Cairo – The president of the Egyptian Authority for Investment Promotion, Assem Ragab, announced this week a government plan to stunt the reduction of foreign investment in the country. The news was announced this week and published in several Egyptian papers, like the Al Ahram and Al Akhabar. According to Ragab, the main objective of the plan is to try to help the country face the times of crisis.
"How to reduce the repercussions of the current crisis on Egypt? We have already asked this question, but the answer is not easy," he said, adding that the difficulties should not stop the organisation from elaborating a plan aimed at this target. The main pillar is investment of 15 billion Egyptian pounds (US$ 2.7 billion) on the creation of projects that may be concluded in partnership with the private sector.
"The objective behind this initiative is to strengthen the confidence on the private sector at a moment of crisis like the one we are living," said Ragab. The minister of Finance of Egypt, Boutros Ghali, also confirmed that the government of Egypt plans to participate with 15 billion Egyptian pounds in projects in Public-Private Partnerships (PPPs).
The president of the Investment Promotion Authority, on the other hand, showed his concerns with the lower Egyptian exports, caused by the global recession and by protectionist measures that the main Egyptian partners, like the US, are planning to adopt.
Ragab also hopes to attract to Egypt some of the companies that are closing in Europe and in several other countries, defending that production costs in Egypt are much lower than in the European nations and even than in some Asian countries. "Our production cost is now equal to that of China," said Ragab. He explained that the Chinese production cost has risen allowing Egypt to make use of its proximity to these European markets and to the countries of the Middle East, which should significantly reduce the price of products due to cheaper transportation.
Apart from that, the fact that Egypt is a member of the Word Trade Organisation (WTO) and has signed several multilateral free trade agreements grants the country access to several reduced customs tariffs and, in some cases, even the elimination of tariffs. "Five thousand mills have already closed their doors in China. I think that we could attract at least some of them to Egypt," said Ragab.

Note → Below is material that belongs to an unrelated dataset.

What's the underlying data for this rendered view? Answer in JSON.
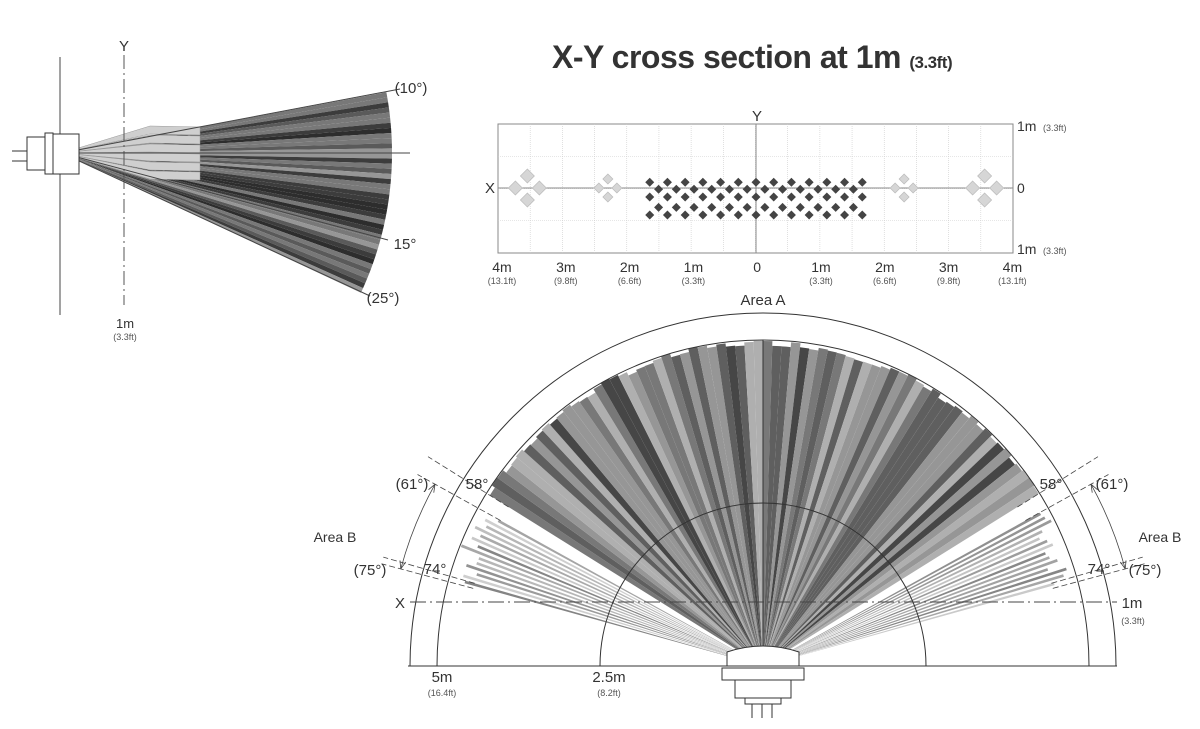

The low production cost and export investment should not, however, stunt the effects of the crisis on Egypt. Ragab admits that the investment in the country is already dropping. "Certain companies that forecasted investment in Egypt have postponed their plans. And all those who used our country as a production and reexport platform should review their plans, as their own countries are in recession," he explained. Already in the third quarter of 2008, foreign direct investment (FDI) in Egypt dropped almost 44% over the same period in the previous year.